Step 4: Decorate 5-6 objects in the crab tank
Purple pincher hermit crabs are nocturnal, so they will choose a suitable place to hide and sleep behind for three days. Therefore, you need to place items around the tank properly. The decorations include shells of all colors, sizes, wooden blocks, small and medium sizes, etc.
However, before putting them in the tank, you need to wash them with soap. You can easily find driftwood and plastic rocks at pet stores or places that sell close to the ocean, go along the shore, search and collect them to decorate the tank, and become more vivid and eye-catching.
Step 5: Hang a net behind for the hermit crab to climb on
In their natural habitat, purple pincher hermit crabs have a climbing habit. So to recreate this, the owner should design a net or use a piece of wood from the pet store to place in the tank and let them climb.
Step 6: Choose suitable shells, various sizes.
As we all know, purple pincher hermit crabs have a habit of moving to a “new home” in case of need. They will do this as they grow larger and no longer fit into the tiny shell.
Your job is to choose and provide shells in various sizes to select the new home that is best for them.
This animal can become aggressive, competing with other animals for its shell.

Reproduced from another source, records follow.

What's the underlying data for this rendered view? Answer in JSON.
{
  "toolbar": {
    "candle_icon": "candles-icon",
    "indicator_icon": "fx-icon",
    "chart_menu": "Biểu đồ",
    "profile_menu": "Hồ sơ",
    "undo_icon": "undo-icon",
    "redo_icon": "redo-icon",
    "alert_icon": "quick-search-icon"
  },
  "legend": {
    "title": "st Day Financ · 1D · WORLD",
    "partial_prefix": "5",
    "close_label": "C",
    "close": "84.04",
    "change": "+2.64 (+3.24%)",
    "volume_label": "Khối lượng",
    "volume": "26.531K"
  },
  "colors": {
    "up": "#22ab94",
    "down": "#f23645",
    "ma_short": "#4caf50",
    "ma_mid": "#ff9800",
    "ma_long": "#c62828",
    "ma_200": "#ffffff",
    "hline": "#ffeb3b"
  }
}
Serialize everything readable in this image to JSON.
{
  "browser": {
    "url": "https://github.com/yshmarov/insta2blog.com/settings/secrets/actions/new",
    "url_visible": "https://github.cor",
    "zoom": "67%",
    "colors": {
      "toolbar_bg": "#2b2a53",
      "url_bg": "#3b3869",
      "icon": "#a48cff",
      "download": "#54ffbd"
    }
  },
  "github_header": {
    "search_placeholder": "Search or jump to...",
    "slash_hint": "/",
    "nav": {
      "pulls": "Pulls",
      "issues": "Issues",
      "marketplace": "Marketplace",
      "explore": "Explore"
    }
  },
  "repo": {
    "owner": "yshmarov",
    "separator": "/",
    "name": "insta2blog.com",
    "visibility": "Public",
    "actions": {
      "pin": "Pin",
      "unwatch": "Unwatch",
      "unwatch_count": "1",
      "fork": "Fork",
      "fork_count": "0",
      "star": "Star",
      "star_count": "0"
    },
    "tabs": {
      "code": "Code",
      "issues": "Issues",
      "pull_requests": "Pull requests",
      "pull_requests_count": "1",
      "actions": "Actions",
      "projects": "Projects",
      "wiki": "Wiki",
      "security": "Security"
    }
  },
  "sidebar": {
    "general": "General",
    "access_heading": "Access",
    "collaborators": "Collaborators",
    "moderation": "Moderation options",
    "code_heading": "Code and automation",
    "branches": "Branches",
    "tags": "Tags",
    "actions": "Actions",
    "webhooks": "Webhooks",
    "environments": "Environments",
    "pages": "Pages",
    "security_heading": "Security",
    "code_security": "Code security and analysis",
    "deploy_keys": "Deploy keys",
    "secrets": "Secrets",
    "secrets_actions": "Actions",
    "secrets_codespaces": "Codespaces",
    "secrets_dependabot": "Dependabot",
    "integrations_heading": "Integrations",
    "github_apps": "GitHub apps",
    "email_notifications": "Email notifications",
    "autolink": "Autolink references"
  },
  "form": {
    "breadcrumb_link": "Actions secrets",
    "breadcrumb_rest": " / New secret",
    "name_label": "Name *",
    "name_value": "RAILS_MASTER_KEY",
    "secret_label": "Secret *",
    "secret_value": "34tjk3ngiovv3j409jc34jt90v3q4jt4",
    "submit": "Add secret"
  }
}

You should add as many shells as possible to avoid a “war” situation in the future. A small note is that before putting new covers in the tank, you should rinse them with hot water to attract your pet more.
Maintaining and Cleaning the Tank
Step 1: Preheat the tank to 75 – 85 degrees F (24 – 29 degrees C)
The purple pincher hermit crab is native to regions with hot, humid, and high temperatures. You can consider adding a heater at the bottom of the tank so that the tank always has a sufficient amount of heat when it is cold. Don’t forget to hang a thermometer on the tank edge to always check the temperature in the tank quickly.
Step 2: Regularly clean the tank once a month with white wine vinegar and a sponge
The purple pincher hermit crab is a relatively clean animal. Therefore, you should always keep your tank as clean as it is.
If you find the glass dirty, use 1-2 drops of white wine on a sponge and wipe the messy part. Use a small shovel to dispose of the crab wastefully during tank cleaning.
You can completely clean the tank inside as long as you don’t let them out. If they are trying to “break out,” put them in another covered glass tank so they can’t climb out. Do not forget to replace the old substrate if it is too old and gradually shows signs of mold.
Hopefully, the information about Purple pincher hermit crab has helped you better understand this animal as well as the know-how to take care of them if you intend to keep them.